We found a significant interaction between condition and the linear term for trial number, F(3, 2340.18) = 10.83, p < .001. We explored this effect by plotting model-estimated reaction times for each group for trials 1 through 25 (see Figure X): participants in condition 2 and 4 exprienced a greater reduction in RTs across trial, suggesting a larger practice effect for these conditions.
See the multilevel models section for more details, including analyses which allow the effects of interventions to vary between participants (i.e., relaxing the assumption that an intervention will be equally effective for all participants).

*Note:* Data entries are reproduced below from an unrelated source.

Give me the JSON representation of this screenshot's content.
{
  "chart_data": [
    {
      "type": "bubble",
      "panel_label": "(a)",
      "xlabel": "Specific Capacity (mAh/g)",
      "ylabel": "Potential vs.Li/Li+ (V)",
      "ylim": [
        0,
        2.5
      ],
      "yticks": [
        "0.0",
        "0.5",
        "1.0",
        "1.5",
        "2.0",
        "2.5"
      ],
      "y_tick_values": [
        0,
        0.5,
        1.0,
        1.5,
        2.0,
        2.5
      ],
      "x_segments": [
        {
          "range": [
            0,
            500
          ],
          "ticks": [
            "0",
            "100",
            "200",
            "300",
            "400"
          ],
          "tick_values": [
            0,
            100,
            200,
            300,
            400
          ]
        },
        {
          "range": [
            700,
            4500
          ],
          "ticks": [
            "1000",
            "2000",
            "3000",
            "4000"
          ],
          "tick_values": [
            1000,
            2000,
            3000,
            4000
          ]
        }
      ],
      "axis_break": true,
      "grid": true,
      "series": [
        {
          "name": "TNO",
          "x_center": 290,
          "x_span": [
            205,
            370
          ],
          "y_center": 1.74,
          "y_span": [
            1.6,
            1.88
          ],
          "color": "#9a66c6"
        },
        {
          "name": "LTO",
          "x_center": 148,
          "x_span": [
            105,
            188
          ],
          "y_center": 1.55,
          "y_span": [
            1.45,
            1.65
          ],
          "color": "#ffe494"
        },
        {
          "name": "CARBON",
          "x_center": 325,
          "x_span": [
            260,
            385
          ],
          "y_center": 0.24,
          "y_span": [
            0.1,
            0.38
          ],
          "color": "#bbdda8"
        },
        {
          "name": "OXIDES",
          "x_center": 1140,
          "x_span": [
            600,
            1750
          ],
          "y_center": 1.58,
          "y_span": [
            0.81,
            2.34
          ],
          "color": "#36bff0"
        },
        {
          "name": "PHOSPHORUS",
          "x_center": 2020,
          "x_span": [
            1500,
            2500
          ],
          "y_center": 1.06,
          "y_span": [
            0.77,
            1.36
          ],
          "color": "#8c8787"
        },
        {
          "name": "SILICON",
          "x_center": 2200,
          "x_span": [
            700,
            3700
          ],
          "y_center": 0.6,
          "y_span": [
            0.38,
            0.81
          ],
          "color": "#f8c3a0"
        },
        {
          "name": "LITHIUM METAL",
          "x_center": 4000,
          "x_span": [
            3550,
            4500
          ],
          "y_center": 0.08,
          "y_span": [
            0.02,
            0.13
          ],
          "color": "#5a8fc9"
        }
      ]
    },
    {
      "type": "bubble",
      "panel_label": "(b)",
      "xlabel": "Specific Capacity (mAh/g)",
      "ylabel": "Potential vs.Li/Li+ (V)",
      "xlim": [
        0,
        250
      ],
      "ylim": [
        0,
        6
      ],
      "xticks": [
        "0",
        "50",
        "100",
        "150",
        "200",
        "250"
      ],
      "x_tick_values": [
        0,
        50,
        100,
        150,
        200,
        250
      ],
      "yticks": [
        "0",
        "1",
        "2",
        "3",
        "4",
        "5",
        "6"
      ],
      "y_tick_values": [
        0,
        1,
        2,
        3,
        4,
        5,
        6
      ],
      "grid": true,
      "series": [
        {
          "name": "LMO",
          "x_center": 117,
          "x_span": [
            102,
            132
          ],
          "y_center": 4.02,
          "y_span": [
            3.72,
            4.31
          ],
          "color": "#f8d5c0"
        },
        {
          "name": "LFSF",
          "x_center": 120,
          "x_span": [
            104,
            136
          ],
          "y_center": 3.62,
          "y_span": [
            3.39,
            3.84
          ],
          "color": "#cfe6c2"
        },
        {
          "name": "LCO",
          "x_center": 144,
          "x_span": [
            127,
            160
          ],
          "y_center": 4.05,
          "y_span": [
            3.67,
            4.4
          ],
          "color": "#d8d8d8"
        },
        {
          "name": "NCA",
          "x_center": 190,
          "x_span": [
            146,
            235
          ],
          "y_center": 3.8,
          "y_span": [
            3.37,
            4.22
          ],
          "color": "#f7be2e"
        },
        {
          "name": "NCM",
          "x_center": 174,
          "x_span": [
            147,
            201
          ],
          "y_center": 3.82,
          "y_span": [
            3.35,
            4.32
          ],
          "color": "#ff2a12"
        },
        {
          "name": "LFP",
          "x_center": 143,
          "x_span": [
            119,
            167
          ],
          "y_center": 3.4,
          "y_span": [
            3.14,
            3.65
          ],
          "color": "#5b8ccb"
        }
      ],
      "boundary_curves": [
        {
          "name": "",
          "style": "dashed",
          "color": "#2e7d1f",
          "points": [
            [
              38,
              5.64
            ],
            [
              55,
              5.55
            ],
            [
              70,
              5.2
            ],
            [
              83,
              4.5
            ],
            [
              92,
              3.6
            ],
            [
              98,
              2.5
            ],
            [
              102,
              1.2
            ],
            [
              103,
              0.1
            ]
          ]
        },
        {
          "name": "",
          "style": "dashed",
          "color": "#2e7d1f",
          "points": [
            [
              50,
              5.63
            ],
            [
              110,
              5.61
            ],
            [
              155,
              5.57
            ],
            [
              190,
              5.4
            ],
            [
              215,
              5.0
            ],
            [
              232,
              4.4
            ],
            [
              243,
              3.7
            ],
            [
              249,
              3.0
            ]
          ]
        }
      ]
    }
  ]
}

RM Anova v.s. multilevel models
The RM Anova is perhaps more familiar, and may be conventional in your field which can make peer review easier (although in other fields mixed models are now expected where the design warrants it).
RM Anova requires complete data: any participant with any missing data will be dropped from the analysis. This is problematic where data are expensive to collect, and where data re unlikely to be missing at random, for example in a clinical trial. In these cases RM Anova may be less efficient and more biased than an equivalent multilevel model.
There is no simple way of calculating effect size measures like eta2 from the
lmer
model. This may or may not be a bad thing. @baguley2009standardized, for example, recommends reporting simple (rather than standardised) effect size measures, and is easily done by making predictions from the model.